14. Your sales landing page Copy

NOTE: There is more on sales landing pages in module six, topic 2. 

Have a listen, if you like:

Wherever you’re launching your course – Eventbrite or directly through your website – you need a really good sales landing page. This is where you’ll be directing people first, via social media, Google (if you got the SEO right, as discussed earlier in the course) or Facebook ads.

We discussed the title of the course needing to be clear, explaining what the course is about – and having the key words in there. So having a title like:

Knead to learn a new skill?

Won’t work for a bread-making course.


How to bake the perfect sourdough loaf


This will be at the top of your sales landing page. Under this, you’ll want a few lines that explain what the course is about and what people will get out of it if they take part. Always lead with the benefits to the customer. Also, if your experience/qualifications are very important – add them in.

For my Becoming your own Boss course I mention my book first, as it’s relevant to this course, and then have some info at the top, in bold:

From the author of The Freelance Mum: A flexible career guide for better work-life balance

Ready for the ultimate work-life balance and to earn what you deserve? This course will help you work out what your business should be (or refine an existing idea), give you a big confidence boost, ensure you have the money stuff sorted and the steps to get started… 

The trick is to give information and to be encouraging and make them feel excited but without just saying: BUY THIS COURSE BECAUSE I NEED AND WANT YOU TO.

Below that, you need a longer description of the course. In my opinion, people often write way too much and it gets confusing and repetitive. So pull out the really important bits – what the course is about, why you’re the person to offer it, what they’ll get out of it – and turn it into something readable.

Breaking up the copy with bullet points, sub-headers and the occasional word or phrase in bold can help. But, as I said earlier, avoid emojis and exclamations marks. And pay careful attention to how you talk about the course, because they need to fully understand what you’re talking about.

After a few paragraphs, offer a course breakdown. For instance:

Module 1: What should my freelance work or business be?

You may have a job that translates easily into freelance work, or perhaps you’re keen to try something completely new. Either way, we’ll take a look at your deep-rooted passions, skills and experience and through a combination of practical and creative exercises, you’ll end up with a clear idea about what the focus of your work should be.

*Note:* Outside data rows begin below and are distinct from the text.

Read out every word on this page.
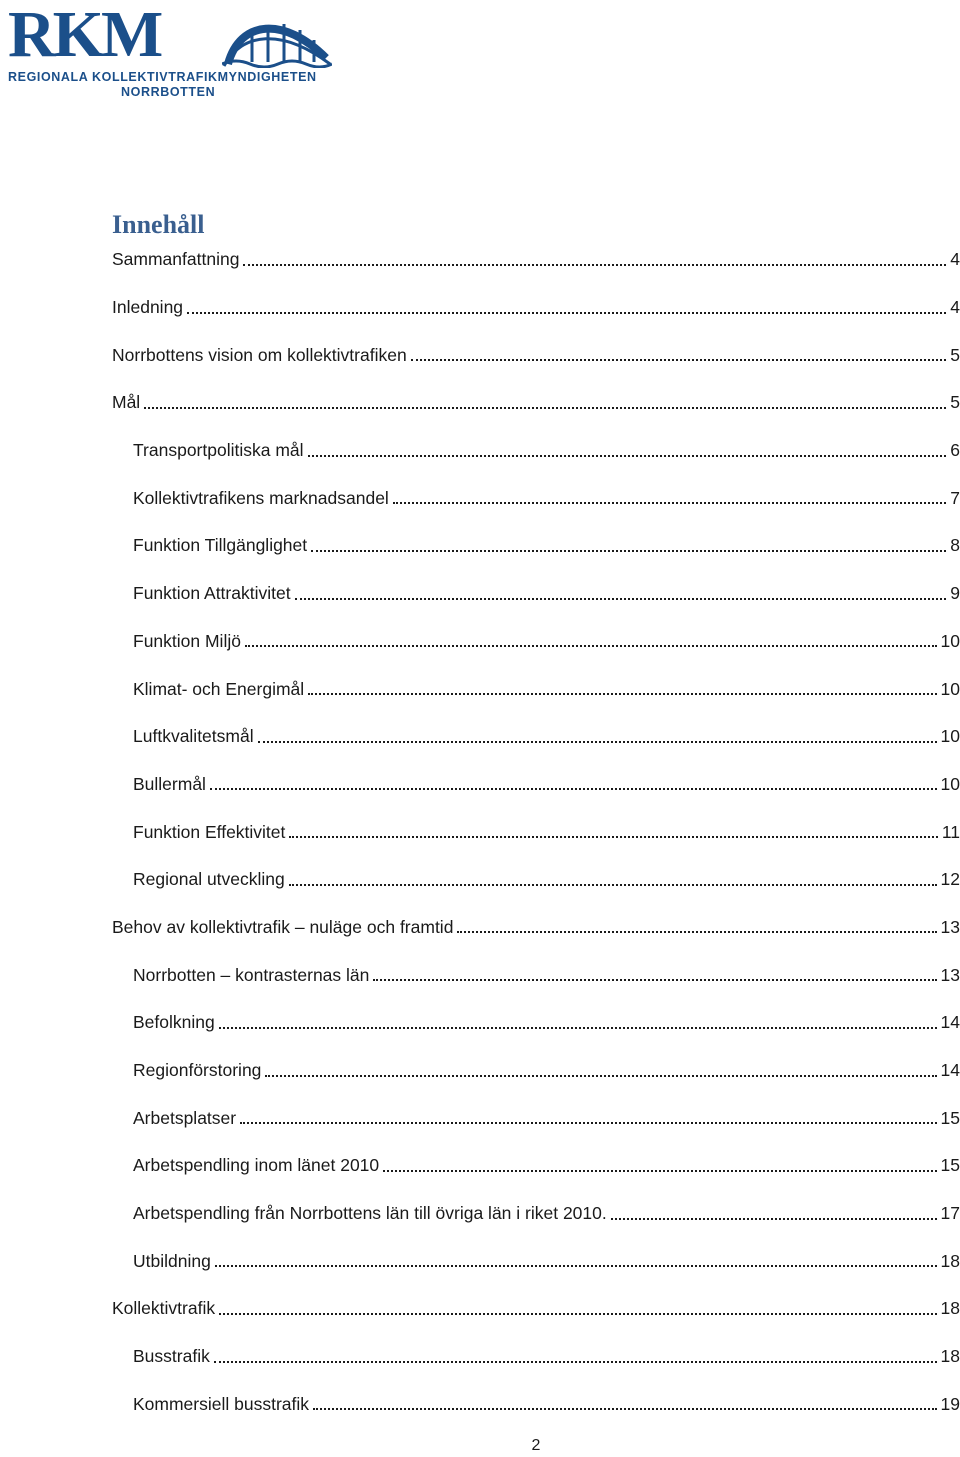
RKM
REGIONALA KOLLEKTIVTRAFIKMYNDIGHETEN
NORRBOTTEN
Innehåll
Sammanfattning	4
Inledning	4
Norrbottens vision om kollektivtrafiken	5
Mål	5
Transportpolitiska mål	6
Kollektivtrafikens marknadsandel	7
Funktion Tillgänglighet	8
Funktion Attraktivitet	9
Funktion Miljö	10
Klimat- och Energimål	10
Luftkvalitetsmål	10
Bullermål	10
Funktion Effektivitet	11
Regional utveckling	12
Behov av kollektivtrafik – nuläge och framtid	13
Norrbotten – kontrasternas län	13
Befolkning	14
Regionförstoring	14
Arbetsplatser	15
Arbetspendling inom länet 2010	15
Arbetspendling från Norrbottens län till övriga län i riket 2010.	17
Utbildning	18
Kollektivtrafik	18
Busstrafik	18
Kommersiell busstrafik	19
2
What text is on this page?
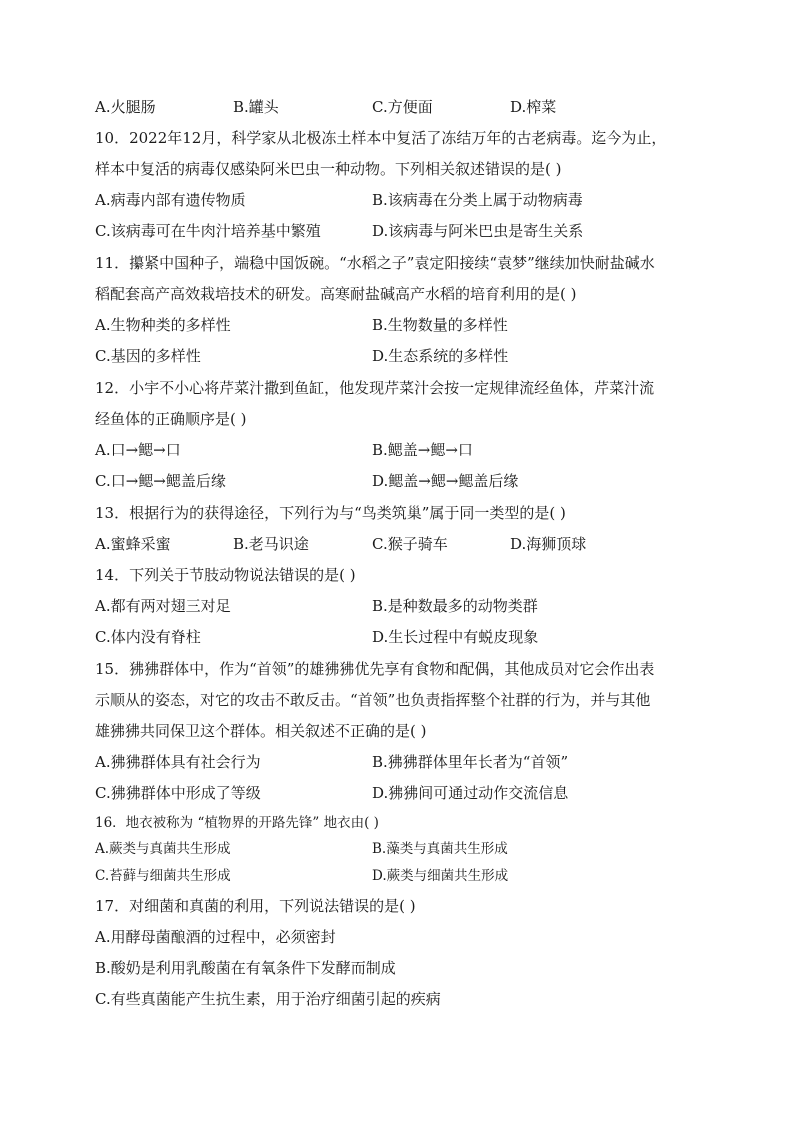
A.火腿肠	B.罐头	C.方便面	D.榨菜
10．2022年12月，科学家从北极冻土样本中复活了冻结万年的古老病毒。迄今为止，
样本中复活的病毒仅感染阿米巴虫一种动物。下列相关叙述错误的是( )
A.病毒内部有遗传物质	B.该病毒在分类上属于动物病毒
C.该病毒可在牛肉汁培养基中繁殖	D.该病毒与阿米巴虫是寄生关系
11．攥紧中国种子，端稳中国饭碗。“水稻之子”袁定阳接续“袁梦”继续加快耐盐碱水
稻配套高产高效栽培技术的研发。高寒耐盐碱高产水稻的培育利用的是( )
A.生物种类的多样性	B.生物数量的多样性
C.基因的多样性	D.生态系统的多样性
12．小宇不小心将芹菜汁撒到鱼缸，他发现芹菜汁会按一定规律流经鱼体，芹菜汁流
经鱼体的正确顺序是( )
A.口→鳃→口	B.鳃盖→鳃→口
C.口→鳃→鳃盖后缘	D.鳃盖→鳃→鳃盖后缘
13．根据行为的获得途径，下列行为与“鸟类筑巢”属于同一类型的是( )
A.蜜蜂采蜜	B.老马识途	C.猴子骑车	D.海狮顶球
14．下列关于节肢动物说法错误的是( )
A.都有两对翅三对足	B.是种数最多的动物类群
C.体内没有脊柱	D.生长过程中有蜕皮现象
15．狒狒群体中，作为“首领”的雄狒狒优先享有食物和配偶，其他成员对它会作出表
示顺从的姿态，对它的攻击不敢反击。“首领”也负责指挥整个社群的行为，并与其他
雄狒狒共同保卫这个群体。相关叙述不正确的是( )
A.狒狒群体具有社会行为	B.狒狒群体里年长者为“首领”
C.狒狒群体中形成了等级	D.狒狒间可通过动作交流信息
16．地衣被称为 “植物界的开路先锋” 地衣由( )
A.蕨类与真菌共生形成	B.藻类与真菌共生形成
C.苔藓与细菌共生形成	D.蕨类与细菌共生形成
17．对细菌和真菌的利用，下列说法错误的是( )
A.用酵母菌酿酒的过程中，必须密封
B.酸奶是利用乳酸菌在有氧条件下发酵而制成
C.有些真菌能产生抗生素，用于治疗细菌引起的疾病
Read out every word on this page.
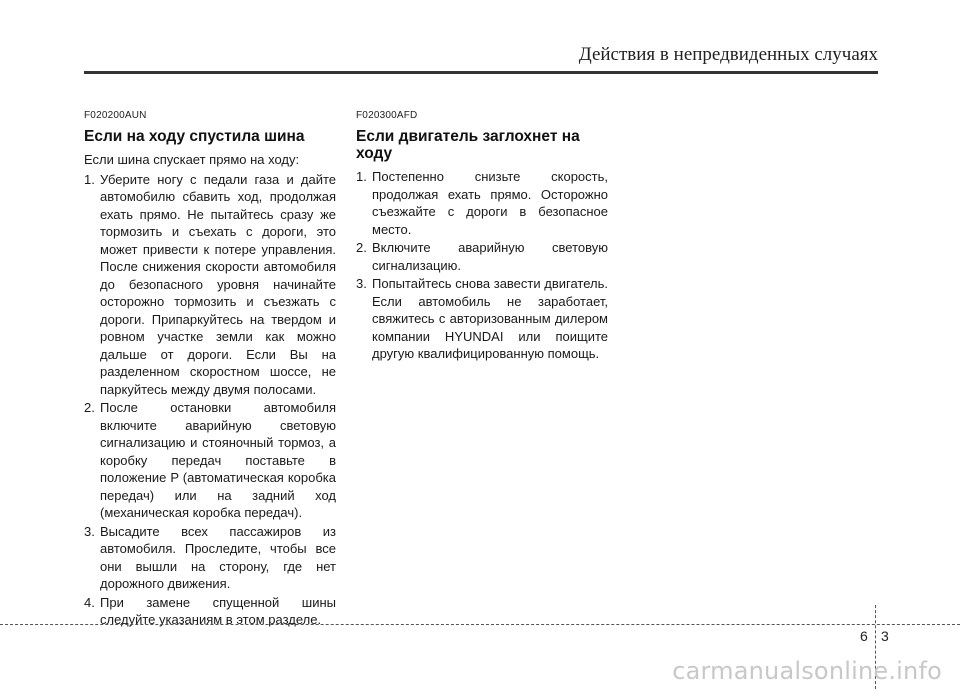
Действия в непредвиденных случаях
F020200AUN
Если на ходу спустила шина
Если шина спускает прямо на ходу:
1. Уберите ногу с педали газа и дайте автомобилю сбавить ход, продолжая ехать прямо. Не пытайтесь сразу же тормозить и съехать с дороги, это может привести к потере управления. После снижения скорости автомобиля до безопасного уровня начинайте осторожно тормозить и съезжать с дороги. Припаркуйтесь на твердом и ровном участке земли как можно дальше от дороги. Если Вы на разделенном скоростном шоссе, не паркуйтесь между двумя полосами.
2. После остановки автомобиля включите аварийную световую сигнализацию и стояночный тормоз, а коробку передач поставьте в положение P (автоматическая коробка передач) или на задний ход (механическая коробка передач).
3. Высадите всех пассажиров из автомобиля. Проследите, чтобы все они вышли на сторону, где нет дорожного движения.
4. При замене спущенной шины следуйте указаниям в этом разделе.
F020300AFD
Если двигатель заглохнет на ходу
1. Постепенно снизьте скорость, продолжая ехать прямо. Осторожно съезжайте с дороги в безопасное место.
2. Включите аварийную световую сигнализацию.
3. Попытайтесь снова завести двигатель. Если автомобиль не заработает, свяжитесь с авторизованным дилером компании HYUNDAI или поищите другую квалифицированную помощь.
6 3
carmanualsonline.info
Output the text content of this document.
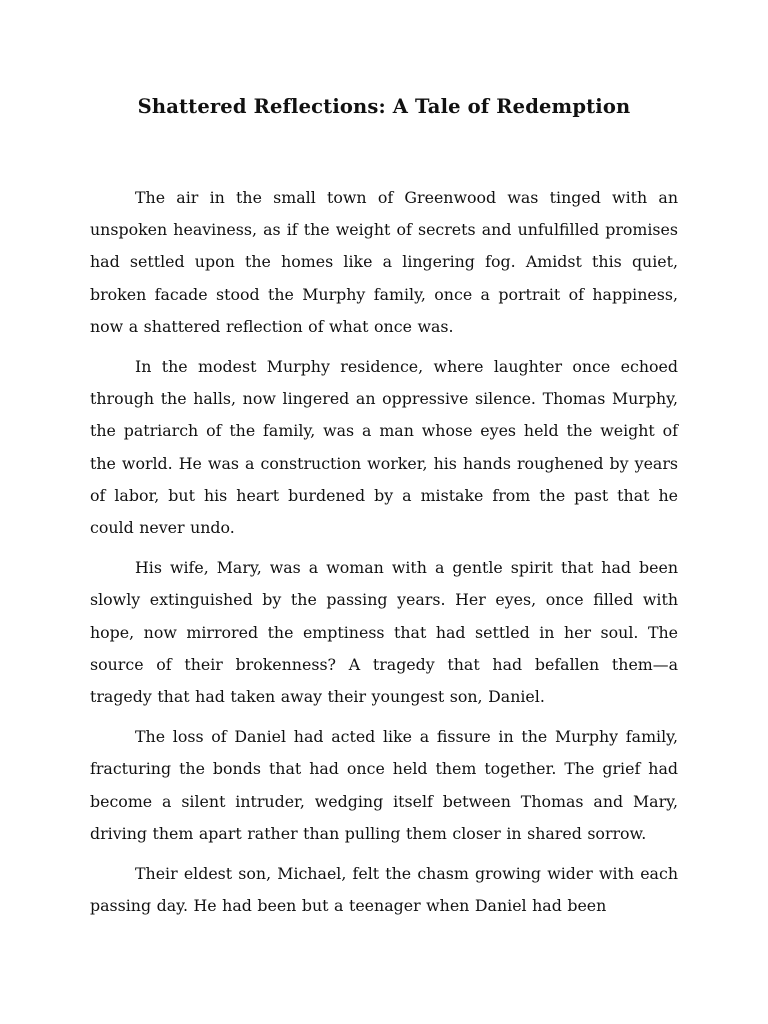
Shattered Reflections: A Tale of Redemption

The air in the small town of Greenwood was tinged with an unspoken heaviness, as if the weight of secrets and unfulfilled promises had settled upon the homes like a lingering fog. Amidst this quiet, broken facade stood the Murphy family, once a portrait of happiness, now a shattered reflection of what once was.

In the modest Murphy residence, where laughter once echoed through the halls, now lingered an oppressive silence. Thomas Murphy, the patriarch of the family, was a man whose eyes held the weight of the world. He was a construction worker, his hands roughened by years of labor, but his heart burdened by a mistake from the past that he could never undo.

His wife, Mary, was a woman with a gentle spirit that had been slowly extinguished by the passing years. Her eyes, once filled with hope, now mirrored the emptiness that had settled in her soul. The source of their brokenness? A tragedy that had befallen them—a tragedy that had taken away their youngest son, Daniel.

The loss of Daniel had acted like a fissure in the Murphy family, fracturing the bonds that had once held them together. The grief had become a silent intruder, wedging itself between Thomas and Mary, driving them apart rather than pulling them closer in shared sorrow.

Their eldest son, Michael, felt the chasm growing wider with each passing day. He had been but a teenager when Daniel had been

There are tips from Cleo Walters (House of Cleo), Emma Merry (HomeMilk) and business coach extraordinaire Suzy Ashworth.

Module 2: Finding the confidence to make the leap

Now clearer on what your freelance work or business will focus on, it’s time to muster the confidence within yourself to believe that this can – and will – happen. With an exercise from business coach Nicky Raby, plus tips and advice from seasoned freelancers and entrepreneurs (inc. Steph Douglas, founder of Don’t Buy Her Flowers, freelance guru Frankie Tortora of Doing it for the Kids and author Elizabeth Day), you’ll soon be brimming with confidence and self-esteem. It’s all about mindset.

And below that, I like to give short, snappy bullet points with the important details. This means people can stroll straight to that for the main points. Like: start date, what’s included, price, any extras…

The details…

  • Online course, start whenever you’re ready.
  • You’ll be given access to exercises, advice, tips – and set tasks. You access this whenever you like (you don’t have to sign in at a particular time).
  • It costs £95 (you’ll make this back in no time once you’ve launched).
  • You’ll have free access to my closed Facebook group (only people who’ve taken a course have access), where you can network with other freelancers and business owners, and get exclusive tips and advice.


As I said in an earlier module: using video on landing pages can increase conversion by 86%. So you should definitely be thinking about incorporating one here. This should be a summary of the course but also a little intro to you – the course leader/teacher.

Most of my course product pages have a short intro video, you can click into a course and watch one, for ideas. I explain what the course is about and why I’m the person to teach it. I usually try free-styling, with my iPhone, then once I’ve nailed down the message, I write a script and memorise it.

About me

At the bottom, I have a more in-depth introduction to who I am and what I do (and have done). With a photo of me. If your main image isn’t of you – and there definitely should be a main image to break up the text – make sure this one is. People want to see you; don’t hide. Be the face of your brand.

And remember to include all your qualifications/experience in this field. It’s worth taking some time to reflect on this; ask others to remind you, too, because it’s sometimes easy to forget a course you went on or talk you gave. List it all. And then include as much as you can in your ‘About me’ section. Don’t worry about bragging; this is about giving people the confidence to join your course.

Last note:

On your sales landing page, I think it’s really important to have the full details written out clearly. I find it very annoying when the price is hidden or unclear. I immediately decide against a course like that, because I feel I may be misled and lose trust. Also the date: I need to know when it starts to know if I can commit.